腐った鬼は咆哮を上げて、自分を襲った者に向けて、反射的に裏肘を叩きつけようとした。
「グウウウウ!」
しかし、炬鳥介はその反撃も織り込み済みだったようで、すでに大きく距離をとった後だった。
空振りする剛腕に、土ぼこりを立てて逆巻く風。
その粉塵に紛れるかのように、炬鳥介は資材のカバーをフードマントのように被り、積み上げられたブロックの影へと消えていった。
「え、えいっ!」
その間隙を突くように蛇の幻影を放ったのは、巫女装束姿の小柄な少女、久遠寺 渚(
jb0685)だ。
自身に絡みついた幻の蛇に、鬼はうっとおしそうに体をよじる。
「えう、ど、毒を与えることはできませんでした! すみません!」
「ううん、怯ませるだけで十分!」
体に噛みついた蛇を払うために両手を下げたディアボロ。
その頭へ向けて、エナジーアローや、無数の弾丸が撃ち込まれる。
「んふふ。背後からなら…当て放題よォ」
キャットウォークからはユリアが、工場の天井付近からは翼を広げたオフェリアが。
それぞれに遠距離攻撃をもって、ディアボロの頭部や背中へと集中砲火を浴びせかける。
「おっと、危ない!」
それでも、爆弾を抱えたガードが上がれば、誤爆が恐ろしくて遠距離攻撃など仕掛けられない。

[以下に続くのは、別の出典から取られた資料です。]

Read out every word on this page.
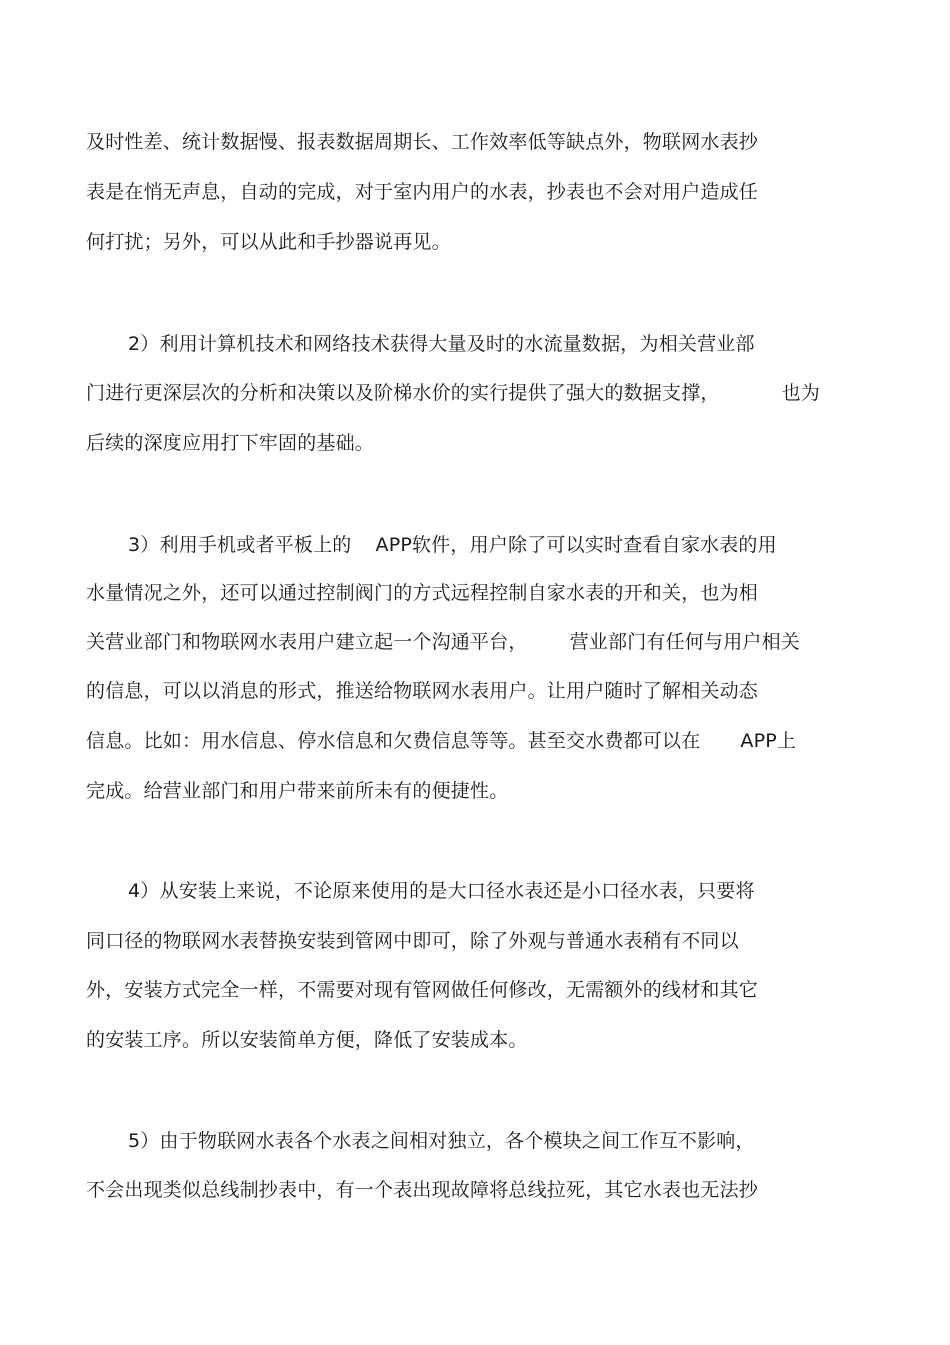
及时性差、统计数据慢、报表数据周期长、工作效率低等缺点外，物联网水表抄
表是在悄无声息，自动的完成，对于室内用户的水表，抄表也不会对用户造成任
何打扰；另外，可以从此和手抄器说再见。
2）利用计算机技术和网络技术获得大量及时的水流量数据，为相关营业部
门进行更深层次的分析和决策以及阶梯水价的实行提供了强大的数据支撑，	也为
后续的深度应用打下牢固的基础。
3）利用手机或者平板上的 APP软件，用户除了可以实时查看自家水表的用
水量情况之外，还可以通过控制阀门的方式远程控制自家水表的开和关，也为相
关营业部门和物联网水表用户建立起一个沟通平台， 营业部门有任何与用户相关
的信息，可以以消息的形式，推送给物联网水表用户。让用户随时了解相关动态
信息。比如：用水信息、停水信息和欠费信息等等。甚至交水费都可以在 APP上
完成。给营业部门和用户带来前所未有的便捷性。
4）从安装上来说，不论原来使用的是大口径水表还是小口径水表，只要将
同口径的物联网水表替换安装到管网中即可，除了外观与普通水表稍有不同以
外，安装方式完全一样，不需要对现有管网做任何修改，无需额外的线材和其它
的安装工序。所以安装简单方便，降低了安装成本。
5）由于物联网水表各个水表之间相对独立，各个模块之间工作互不影响，
不会出现类似总线制抄表中，有一个表出现故障将总线拉死，其它水表也无法抄
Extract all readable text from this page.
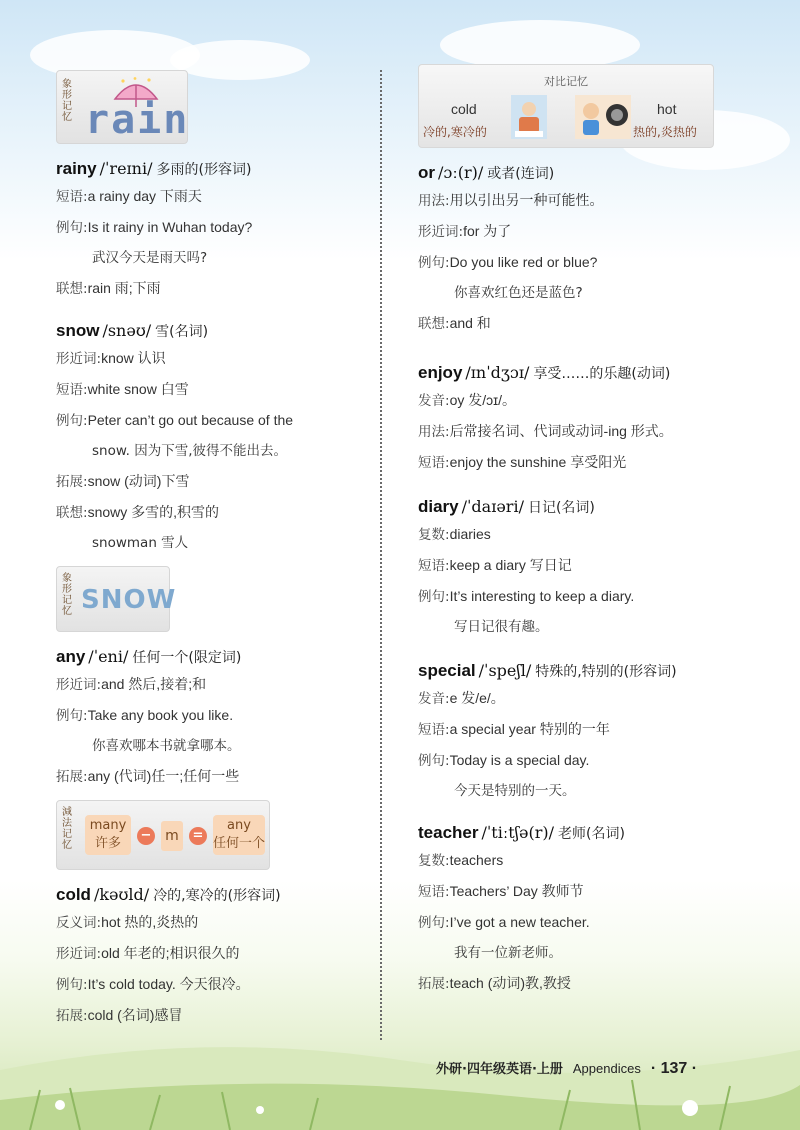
象形记忆 rain
rainy /ˈreɪni/ 多雨的(形容词)
短语:a rainy day 下雨天
例句:Is it rainy in Wuhan today?
武汉今天是雨天吗?
联想:rain 雨;下雨
snow /snəʊ/ 雪(名词)
形近词:know 认识
短语:white snow 白雪
例句:Peter can’t go out because of the
snow. 因为下雪,彼得不能出去。
拓展:snow (动词)下雪
联想:snowy 多雪的,积雪的
snowman 雪人
象形记忆 SNOW
any /ˈeni/ 任何一个(限定词)
形近词:and 然后,接着;和
例句:Take any book you like.
你喜欢哪本书就拿哪本。
拓展:any (代词)任一;任何一些
減法记忆
many
许多
− m	=
any
任何一个
cold /kəʊld/ 冷的,寒冷的(形容词)
反义词:hot 热的,炎热的
形近词:old 年老的;相识很久的
例句:It’s cold today. 今天很冷。
拓展:cold (名词)感冒
对比记忆
cold
冷的,寒冷的
hot
热的,炎热的
or /ɔː(r)/ 或者(连词)
用法:用以引出另一种可能性。
形近词:for 为了
例句:Do you like red or blue?
你喜欢红色还是蓝色?
联想:and 和
enjoy /ɪnˈdʒɔɪ/ 享受……的乐趣(动词)
发音:oy 发/ɔɪ/。
用法:后常接名词、代词或动词-ing 形式。
短语:enjoy the sunshine 享受阳光
diary /ˈdaɪəri/ 日记(名词)
复数:diaries
短语:keep a diary 写日记
例句:It’s interesting to keep a diary.
写日记很有趣。
special /ˈspeʃl/ 特殊的,特别的(形容词)
发音:e 发/e/。
短语:a special year 特别的一年
例句:Today is a special day.
今天是特别的一天。
teacher /ˈtiːtʃə(r)/ 老师(名词)
复数:teachers
短语:Teachers’ Day 教师节
例句:I’ve got a new teacher.
我有一位新老师。
拓展:teach (动词)教,教授
外研·四年级英语·上册 Appendices · 137 ·
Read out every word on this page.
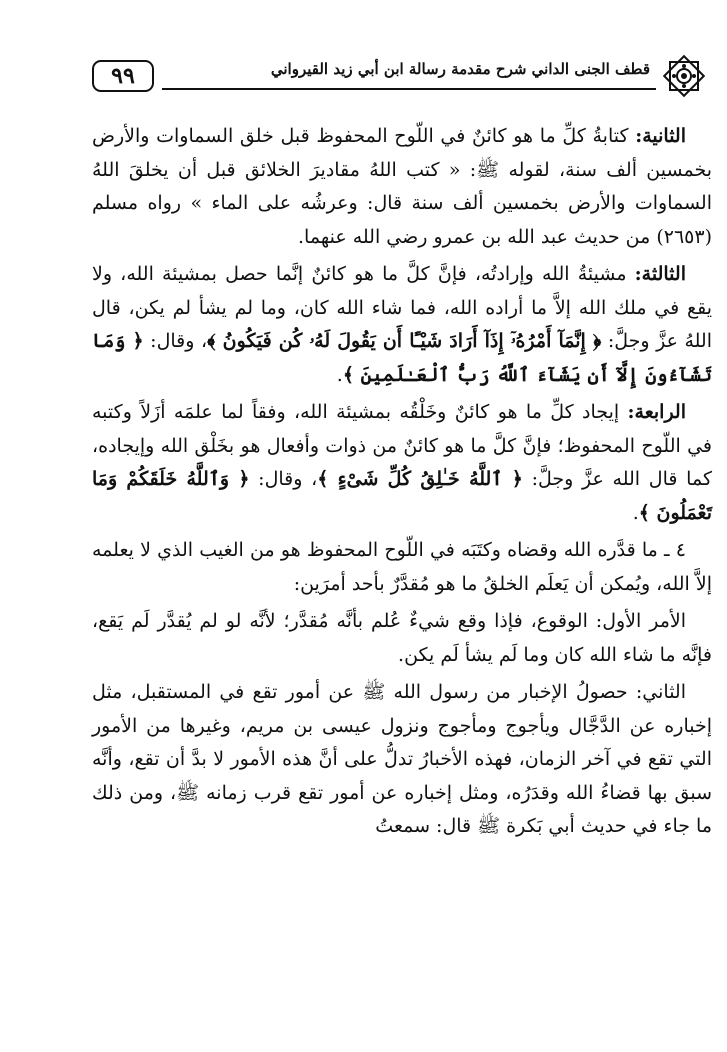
قطف الجنى الداني شرح مقدمة رسالة ابن أبي زيد القيرواني
٩٩

الثانية: كتابةُ كلِّ ما هو كائنٌ في اللّوح المحفوظ قبل خلق السماوات والأرض بخمسين ألف سنة، لقوله ﷺ: « كتب اللهُ مقاديرَ الخلائق قبل أن يخلقَ اللهُ السماوات والأرض بخمسين ألف سنة قال: وعرشُه على الماء » رواه مسلم (٢٦٥٣) من حديث عبد الله بن عمرو رضي الله عنهما.

الثالثة: مشيئةُ الله وإرادتُه، فإنَّ كلَّ ما هو كائنٌ إنَّما حصل بمشيئة الله، ولا يقع في ملك الله إلاَّ ما أراده الله، فما شاء الله كان، وما لم يشأ لم يكن، قال اللهُ عزَّ وجلَّ: ﴿ إِنَّمَآ أَمْرُهُۥٓ إِذَآ أَرَادَ شَيْـًٔا أَن يَقُولَ لَهُۥ كُن فَيَكُونُ ﴾، وقال: ﴿ وَمَا تَشَآءُونَ إِلَّآ أَن يَشَآءَ ٱللَّهُ رَبُّ ٱلْعَـٰلَمِينَ ﴾.

الرابعة: إيجاد كلِّ ما هو كائنٌ وخَلْقُه بمشيئة الله، وفقاً لما علمَه أزَلاً وكتبه في اللّوح المحفوظ؛ فإنَّ كلَّ ما هو كائنٌ من ذوات وأفعال هو بخَلْق الله وإيجاده، كما قال الله عزَّ وجلَّ: ﴿ ٱللَّهُ خَـٰلِقُ كُلِّ شَىْءٍ ﴾، وقال: ﴿ وَٱللَّهُ خَلَقَكُمْ وَمَا تَعْمَلُونَ ﴾.

٤ ـ ما قدَّره الله وقضاه وكتَبَه في اللّوح المحفوظ هو من الغيب الذي لا يعلمه إلاَّ الله، ويُمكن أن يَعلَم الخلقُ ما هو مُقدَّرٌ بأحد أمرَين:

الأمر الأول: الوقوع، فإذا وقع شيءٌ عُلم بأنَّه مُقدَّر؛ لأنَّه لو لم يُقدَّر لَم يَقع، فإنَّه ما شاء الله كان وما لَم يشأ لَم يكن.

الثاني: حصولُ الإخبار من رسول الله ﷺ عن أمور تقع في المستقبل، مثل إخباره عن الدَّجَّال ويأجوج ومأجوج ونزول عيسى بن مريم، وغيرها من الأمور التي تقع في آخر الزمان، فهذه الأخبارُ تدلُّ على أنَّ هذه الأمور لا بدَّ أن تقع، وأنَّه سبق بها قضاءُ الله وقدَرُه، ومثل إخباره عن أمور تقع قرب زمانه ﷺ، ومن ذلك ما جاء في حديث أبي بَكرة ﷺ قال: سمعتُ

金髪少女悪魔はアサルトライフルの銃口を天井へと向け、空に浮かんでいた女悪魔は、溢れんばかりのバストを揺らし、キャットウォークへと着地した。
「あら、私のことは無視なの? 構ってくれなきゃ寂しいじゃないの」
今度は、赤毛の女悪魔の攻撃だ。
ロングコートをはためかせて突撃したクレールは、悪魔のどてっぱらへとハルバードを叩き込んだ。
「ガアアアアアアアアア!」
反撃とばかりに突き出された敵の拳は、己の武器を盾として防御し、防ぎきれない衝撃すら利用して飛び退る。
「不可視の矢を防ぐことはできないでしょ」
「え、えいっ!」
「んふ。これはどうかしらぁ!!」
すると、その背後へと渚たちが攻撃を仕かける。
「死ぬ為に…その体に生まれた、なら。テメェは…生きるゴミ、だ。
…失せろ、生ゴミ…ッ!」
ガードが上がれば、炬鳥介が影から飛び出してきて、強烈な一撃を加える。
「防御は、」
「お任せ、ね」
そして、接近戦に挑む仲間たちを、玲治とクレールが護る。
「ゴオ、ガアア……!」
対するディアボロは、有効打を与えられないまま、着実にダメージを蓄積させていく。
その弱々しい姿に、撃退士たちは、この時点で『勝利』を確信していた。
●
戦いは撃退士有利のまま、順調に推移していた。
腐った鬼の背中は光の矢や銃弾を浴び、至る所に穴が開き、正面の腹や胸板も、幾条もの裂け目が走っていた。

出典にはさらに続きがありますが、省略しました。